La última cena en París

Dicen de la ceremonia inaugural de los Juegos Olímpicos de París que no ha sido todo lo olímpica que debiera. Cabe que así sea, y sería lo lógico, es solo un rito y como todos, cuajado de las habituales rigideces a que aboca el espectáculo, siempre más encorsetado y manoseado que las elementales normas de participación que rigen la competición deportiva.


Dicho así, puede parecer contradictorio (nada más luminoso e imaginativo que el espectáculo), pero no siempre es así. Sin embargo, las normas son por naturaleza más sencillas de redactar y cumplir que la pantomima de la celebración, donde se ha de llenar de júbilo y fascinación espacios vacíos en las llenas cabezas de unas sociedades que lo fían todo al espectáculo y nada a la norma. Hombres que se crecen en el libre ejercicio de esa actividad más lúdica que responsable, en la que el absurdo oropel, el infantil descaro y la enfática neurosis les permiten transitar, a lo Teodosio, por sus filias y fobias sin otra culpa o perjuicio que el de verter o dejar de verter su sacrosanta o pagana opinión en redes y noticiarios.
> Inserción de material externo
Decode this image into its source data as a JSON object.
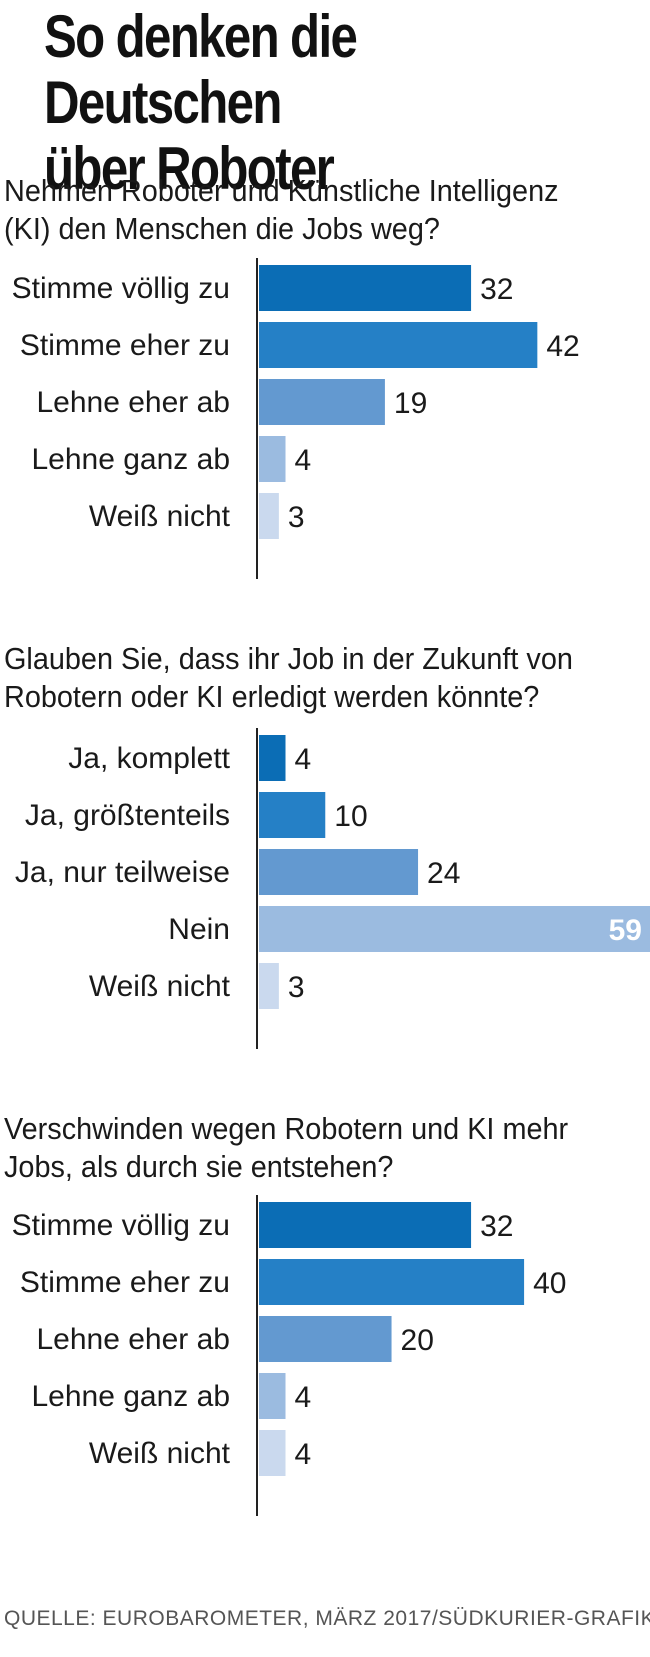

La decadencia de Europa no debería medirse por la magnificencia de un espectáculo, o quizá sí, y se haya evidenciado en París, como ayer en Roma, la caída del imperio, en el pulso de una algarada forjada para el alborozo en el entretenimiento, y al margen de la pautada razón de aquellos griegos que hicieron del esfuerzo norma y de ella medida de gloria en tiempos de paz.